Broken Compass Bluegrass:  Fool’s Gold

Apr 29, 2023 | Brenda and the Reviews

www.brokencompassbluegrass.com

Song List: Fool’s Gold, Ghost, Never Really Gone, Take a Look Around, Lost Year, refugee of Truth, End of the World, You Could Never Understand, The Poet, Walk Beside Me.

Nickel Creek and Molly Tuttle are two of the most successful California-based musicians that started their careers as children growing up with bluegrass.  You can now add Broken Compass to this select group that combines their musical skills to play and record their own music and do their own booking and promotion.  DjangoRuckrich played with his family band and began writing his own songs and playing guitar and mandolin.  Mei Lin Heirendt discovered the violin as a child and after learning with the Suzuki method, she played bluegrass in the CBA Kids on Bluegrass, became the CBA Youth Ambassador and Social Media Coordinator and performed at the IBMA Awards show as part of their Kids On Bluegrass showcase.  Kyle Ledson also found musical inspiration at the CBA Kids on Bluegrass program and continued learning guitar and mandolin while performing and songwriting with bands in the Northern California area.  Sam Jacobs is the group’s bassist and his audio engineering skills helped produce this album.

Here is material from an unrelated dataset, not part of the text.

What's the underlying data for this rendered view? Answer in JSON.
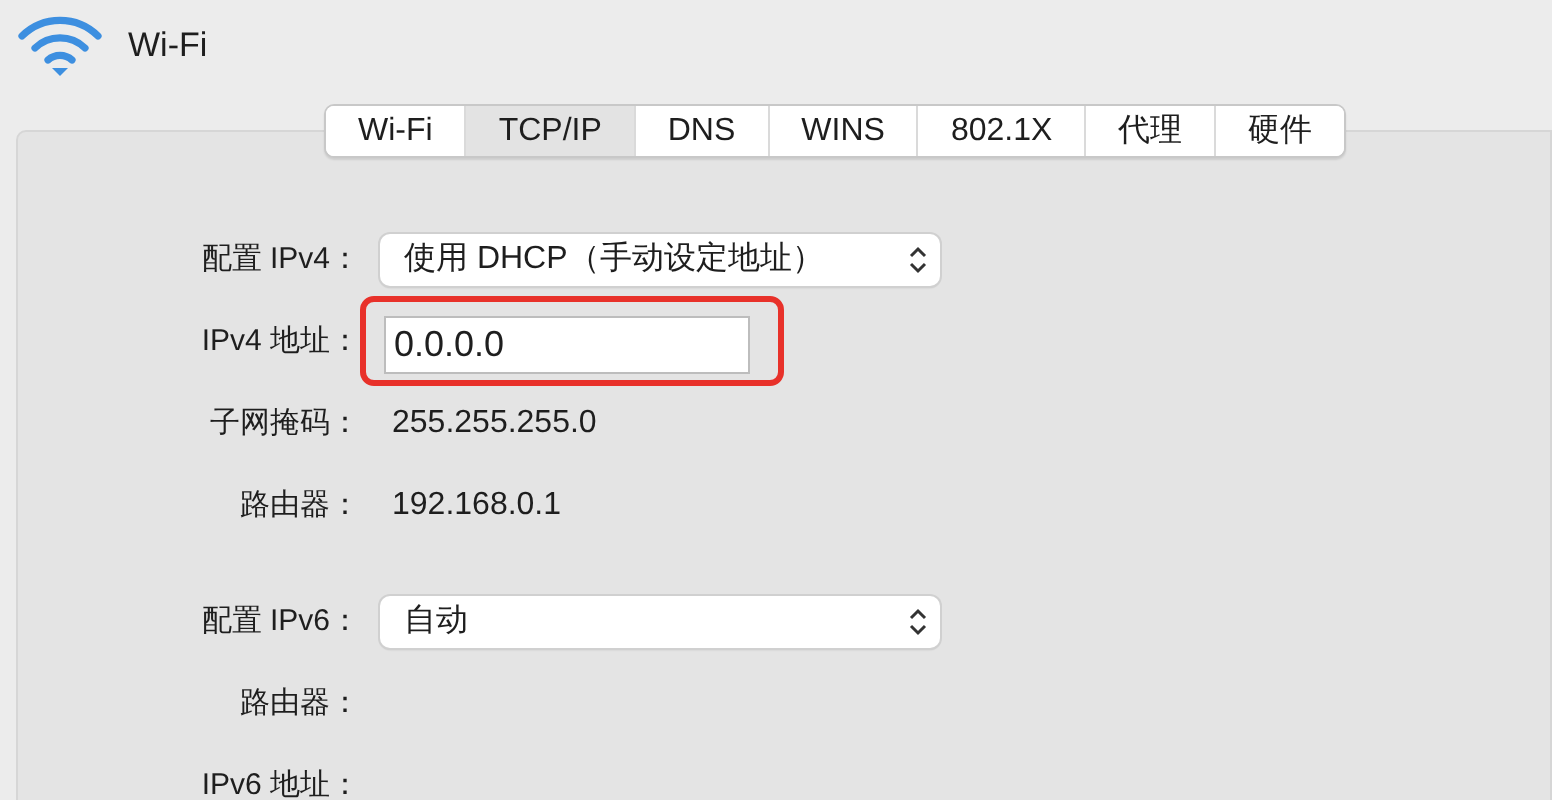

Kyle, Django, and Mei Lin each wrote three songs for the set, and while the songs have different viewpoints, the band adapts their instrumentation for each song and gives a freeflowing backdrop for the vocals and lyrics.  Contemporary songs have more impressionistic appeal with the singer analyzing feelings in a rapid sequence of images unlike the beginning-middle-end of story style of earlier songs.  Django’s “Refugee of Truth” features stark images of a life where “I was 13 for 6 years,” and “there’s flaming signs lit up in twilight steaks of hate.”  His “Never Really Gone” has a haunting refrain: “I’m going but I’m never really gone, trying to find something I had all along.”  Kyle’s “End of the World” has a Twilight Zone irony with “the sun is rising, but I can’t see it, behind the smoke like a blanket in the sky.”  The song has a minor rhythm beat like the traditional “the Cuckoo” and a encompassing fiddle passage with John Mailander.  Mei Lin’s songs are more focused on relationships, though her “Ghost on That Train” claims a relationship that disappoints and is a nebulous ghostly reminder: “that train it never really stopped, it’s like you refused to get off.”  Her “You Could Never Understand” has the singer addressing the loss of childhood and the harsh realities of a drug habit and jail.  There’s a lot of depth in this band, and with its lyric imagery and enveloping instrumentation, there’s a lot of future to be anticipated!